Très inspiré, vous tweetiez en rentrant de soirée ces incroyables photos de vous en train de vomir dans un aquarium chez votre hôte ou bien ce concours de moulage de seins au plâtre organisé à la va-vite mais si réussi. Immédiatement, votre patron, votre mère et votre moitié « favorisaient » ces faits de gloire, à votre grande joie sur l'instant. Le lendemain matin, vous compreniez que ces « Fav » n'étaient pas très amicaux. Tout bien réfléchi, ils étaient l'expression d'une menace d'un triple licenciement.

Le Fav du copain

Le lien de « nutscape » lancé par @JeanPatrick est vraiment formidable. Un site qui recense des dizaines de photos de paysages magnifiques subtilement obturés par la rondeur velue d'un testicule en premier plan. Vous avez vraiment beaucoup ri devant ces images mais, parce que parfois vous êtes à jeun, parce que des traces de surmoi surnagent à la surface de votre conscience, vous ne pensez pas que cela soit vraiment nécessaire de le retweeter. Ce « fav »-là était une tape discrète sur l'épaule de votre pote : « Haha, que t'es con @JeanFancis. »

Le « Fav-like »

C'était le « Fav » le plus simple du monde puis qu'il voulait dire : « Je l'aime bien ce tweet, il me touche, il est beau, il m'émeut, je ne le partage pas, parce que c'est comme un secret entre toi et moi, mais tu me secoues vraiment @JeanAlain. »

Le Fav sans raison

Le doigt ripait. On « favorisait » sans le savoir un tweet de @JeanKévin : « Wesh, TWITTER ILS ONT ENLEVER LES FAV ILS ONT MIT DES J'AIMES C'EST QUOI CE MERDIER LA ???? ». [tweet réel ndlr] L'action semblait si peu décisive qu'on ne cherchait même pas à « défavoriser » le tweet visé par erreur et la vie poursuivait son cours. Au pire, de l'autre côté, @JeanKévin se sentait avalisé par ce « Fav » ou même  s'interrogeait sur sa signification. C'était du lien social déroulé par erreur, mais du lien quand même. 
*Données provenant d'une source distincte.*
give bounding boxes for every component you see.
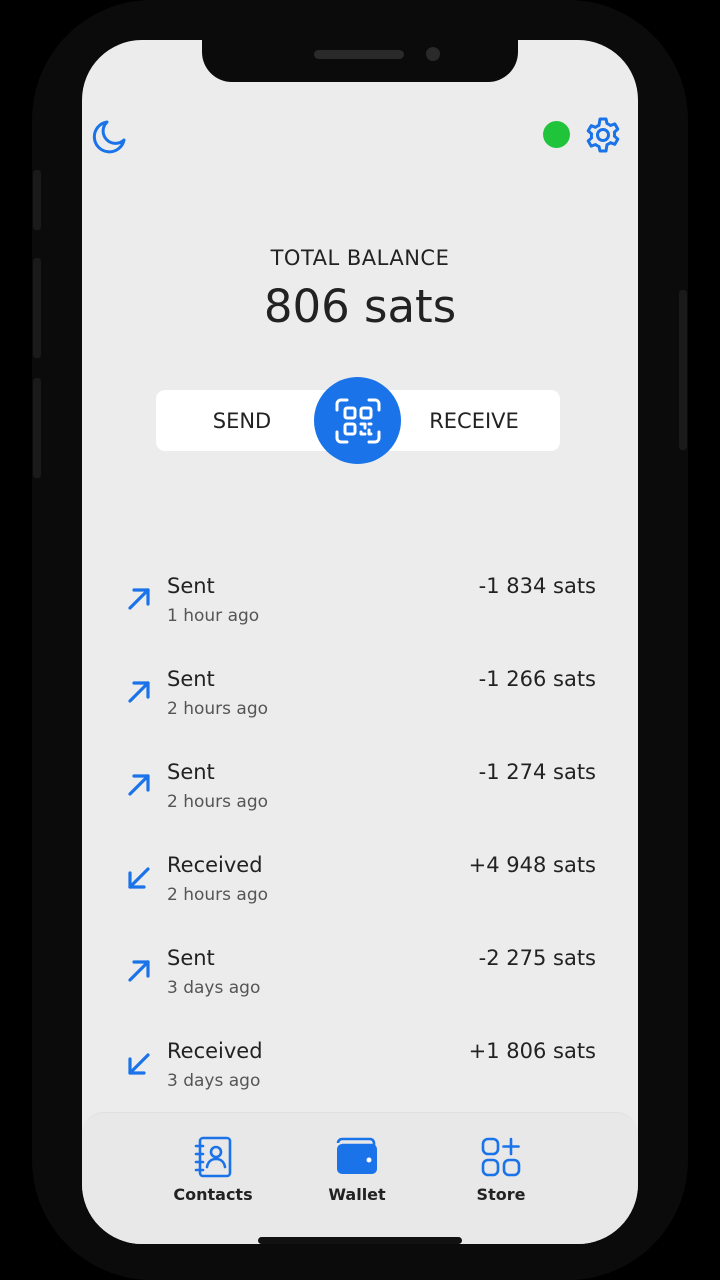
side-button xyxy=(33,378,41,478)
transaction-row[interactable]: Sent 2 hours ago -1 266 sats xyxy=(82,653,638,723)
received-arrow-icon xyxy=(128,1053,150,1075)
received-arrow-icon xyxy=(128,867,150,889)
transaction-type: Received xyxy=(167,1039,263,1063)
nav-contacts[interactable]: Contacts xyxy=(158,1135,268,1215)
transaction-time: 3 days ago xyxy=(167,1071,261,1091)
transaction-time: 3 days ago xyxy=(167,978,261,998)
camera xyxy=(426,47,440,61)
transaction-row[interactable]: Sent 1 hour ago -1 834 sats xyxy=(82,560,638,630)
nav-store[interactable]: Store xyxy=(446,1135,556,1215)
qr-scan-icon xyxy=(335,398,380,443)
transaction-amount: -1 274 sats xyxy=(478,760,596,784)
transaction-amount: +4 948 sats xyxy=(468,853,596,877)
gear-icon[interactable] xyxy=(584,116,622,154)
sent-arrow-icon xyxy=(128,774,150,796)
transaction-amount: -1 266 sats xyxy=(478,667,596,691)
transaction-row[interactable]: Sent 3 days ago -2 275 sats xyxy=(82,932,638,1002)
transaction-time: 1 hour ago xyxy=(167,606,260,626)
notch xyxy=(202,40,518,82)
contacts-book-icon xyxy=(194,1136,232,1178)
balance-label: TOTAL BALANCE xyxy=(270,246,450,270)
transaction-row[interactable]: Received 3 days ago +1 806 sats xyxy=(82,1025,638,1095)
sent-arrow-icon xyxy=(128,960,150,982)
transaction-amount: -2 275 sats xyxy=(478,946,596,970)
transaction-type: Sent xyxy=(167,574,215,598)
transaction-type: Sent xyxy=(167,946,215,970)
nav-wallet[interactable]: Wallet xyxy=(302,1135,412,1215)
nav-store-label: Store xyxy=(476,1185,526,1204)
send-button[interactable]: SEND xyxy=(156,390,328,451)
nav-wallet-label: Wallet xyxy=(328,1185,386,1204)
transaction-row[interactable]: Sent 2 hours ago -1 274 sats xyxy=(82,746,638,816)
balance-value: 806 sats xyxy=(263,280,457,333)
transaction-type: Sent xyxy=(167,760,215,784)
speaker xyxy=(314,50,404,59)
wallet-icon xyxy=(336,1137,377,1174)
receive-button[interactable]: RECEIVE xyxy=(388,390,560,451)
side-button xyxy=(679,290,687,450)
side-button xyxy=(33,170,41,230)
moon-icon[interactable] xyxy=(90,116,130,156)
nav-contacts-label: Contacts xyxy=(173,1185,253,1204)
transaction-amount: -1 834 sats xyxy=(478,574,596,598)
bottom-nav: Contacts Wallet Store xyxy=(82,1112,638,1244)
side-button xyxy=(33,258,41,358)
transaction-type: Sent xyxy=(167,667,215,691)
transaction-time: 2 hours ago xyxy=(167,699,269,719)
sent-arrow-icon xyxy=(128,588,150,610)
connection-status-indicator xyxy=(543,121,570,148)
scan-button[interactable] xyxy=(314,377,401,464)
sent-arrow-icon xyxy=(128,681,150,703)
transaction-type: Received xyxy=(167,853,263,877)
transaction-amount: +1 806 sats xyxy=(468,1039,596,1063)
home-indicator xyxy=(258,1237,462,1244)
apps-grid-icon xyxy=(481,1137,521,1177)
app-screen: TOTAL BALANCE 806 sats SEND RECEIVE Sent… xyxy=(82,40,638,1244)
transaction-time: 2 hours ago xyxy=(167,885,269,905)
transaction-time: 2 hours ago xyxy=(167,792,269,812)
transaction-row[interactable]: Received 2 hours ago +4 948 sats xyxy=(82,839,638,909)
Voilà. Il reste beaucoup d'autres sous-textes inexplorés ici. Au fond, ce qui était beau avec « le Fav » étoilé, c'est que l'auteur du tweet « favorisé » ne pouvait jamais vraiment deviner les intentions de l'émetteur. Il fallait imaginer, se mettre dans la peau de l'autre, quitte à se tromper. Cette relation ambiguë, ce demi-ton sur les touches du piano, créait un charme qui, d'un coup, cet après-midi, dans un nuage de petits cœurs rouges, s'est envolé.